The complications of hepatic abscess result from rupture of the abscess into adjacent organs or body cavities. If rupture occurs into pleural cavity it can result in pleurisy and pleural effusion, empyema, and bronchohepatic fistula while intra-abdominal rupture may cause subphrenic abscess and generalized peritonitis. Most often these patients need a multidisciplinary approach in management.

4 Low Resource Alternatives

Due to the vague clinical features and laboratory findings, imaging is necessary for the diagnosis.
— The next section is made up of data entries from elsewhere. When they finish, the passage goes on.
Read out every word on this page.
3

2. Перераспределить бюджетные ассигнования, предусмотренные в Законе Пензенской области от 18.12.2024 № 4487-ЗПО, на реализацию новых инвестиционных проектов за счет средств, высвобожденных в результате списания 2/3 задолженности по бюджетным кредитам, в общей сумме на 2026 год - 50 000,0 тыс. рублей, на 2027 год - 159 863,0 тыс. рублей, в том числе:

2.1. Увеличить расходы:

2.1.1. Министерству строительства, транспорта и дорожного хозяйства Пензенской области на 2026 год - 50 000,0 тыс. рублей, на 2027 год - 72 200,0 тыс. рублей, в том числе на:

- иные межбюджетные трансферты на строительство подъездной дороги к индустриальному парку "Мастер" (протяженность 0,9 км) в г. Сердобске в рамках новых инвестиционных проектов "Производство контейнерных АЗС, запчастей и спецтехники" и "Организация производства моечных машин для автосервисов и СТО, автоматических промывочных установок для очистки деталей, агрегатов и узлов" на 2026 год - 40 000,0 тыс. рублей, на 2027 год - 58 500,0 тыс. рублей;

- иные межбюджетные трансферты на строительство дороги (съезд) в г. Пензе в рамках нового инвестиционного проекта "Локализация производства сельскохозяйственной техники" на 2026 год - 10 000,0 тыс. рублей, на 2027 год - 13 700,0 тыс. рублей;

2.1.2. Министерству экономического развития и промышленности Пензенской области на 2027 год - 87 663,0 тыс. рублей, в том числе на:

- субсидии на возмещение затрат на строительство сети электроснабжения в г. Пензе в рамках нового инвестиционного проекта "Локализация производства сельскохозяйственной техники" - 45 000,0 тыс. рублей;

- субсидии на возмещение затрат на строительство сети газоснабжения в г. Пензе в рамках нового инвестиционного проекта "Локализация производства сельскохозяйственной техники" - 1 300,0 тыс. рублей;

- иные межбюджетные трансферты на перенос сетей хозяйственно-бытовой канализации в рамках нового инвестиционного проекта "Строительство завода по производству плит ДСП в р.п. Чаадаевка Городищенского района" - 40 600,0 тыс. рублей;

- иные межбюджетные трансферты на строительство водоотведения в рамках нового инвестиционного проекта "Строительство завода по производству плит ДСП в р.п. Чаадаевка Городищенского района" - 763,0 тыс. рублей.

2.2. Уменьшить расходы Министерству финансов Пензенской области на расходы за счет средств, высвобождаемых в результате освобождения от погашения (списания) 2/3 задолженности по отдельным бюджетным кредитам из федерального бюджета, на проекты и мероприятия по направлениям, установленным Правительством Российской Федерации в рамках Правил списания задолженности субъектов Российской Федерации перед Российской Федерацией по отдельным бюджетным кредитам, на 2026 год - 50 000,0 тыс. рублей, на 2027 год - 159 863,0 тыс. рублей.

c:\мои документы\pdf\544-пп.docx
USS is sufficient is in most cases. Resuscitation with fluids and optimization of clinical and biochemical parameters are of prime importance in initial management irrespective of the definitive diagnosis. With the diagnosis, trial of broad-spectrum antibiotics and anti-amoebic therapy is commenced and the patient is monitored with clinical and biochemical parameters. Culture results will then guide antibiotic therapy.

If amoebic abscess is suspected and serology tests are not available, stool examination can help in diagnosis in some patients.

If the USS is negative in a patient with symptoms suggestive of a liver abscess, CT scan needs to be considered as it will demonstrate smaller lesions.

When the medical therapy is unsuccessful and a guided aspiration is indicated in the absence of an interventional radiologist, an experienced surgeon may be able to aspirate a large superficial abscess under USS guidance safely. The procedure can be repeated several times if there is no response. Risks and benefits should be balanced in deciding on operative intervention as surgery carries significant morbidity.

When the operative expertise is not available and if the patient is not improving with adequate medical and interventional radiological measures then it is best to transfer the patient as soon as possible to a unit that has this capability. The same will apply for the patients with ruptured abscess with peritonitis, patients with complications due to guided procedures, and when the causative pathology needs to be addressed with operative measures.

Although open surgery carries relatively high morbidity compared with laparoscopy, it is safe in experienced hands, and with transperitoneal approach it gives access to other related pathologies. When the pyogenic abscess is not resolving due to ongoing biliary obstruction and if ERCP facility is not available, open bile duct exploration with T-tube placement is an alternative.

Some of these patients especially with PLA are acutely unwell and septic requiring ongoing supportive care in an intensive care unit. Decision on optimum management of these patients has to be done by a multidisciplinary team including gastroenterologist, radiologist, surgeon, and intensivist.

5 Conclusion

Liver abscess share many clinical features and biochemical derangements with other hepatobiliary pathologies requiring imaging for diagnosis. Because of the difficulty in differentiating between PLA and ALA, anti-amoebic therapy is usually recommended in addition to broad-spectrum antibiotics initially. Medical therapy alone is effective in most cases of ALA. Some form of intervention is usually needed for PLA.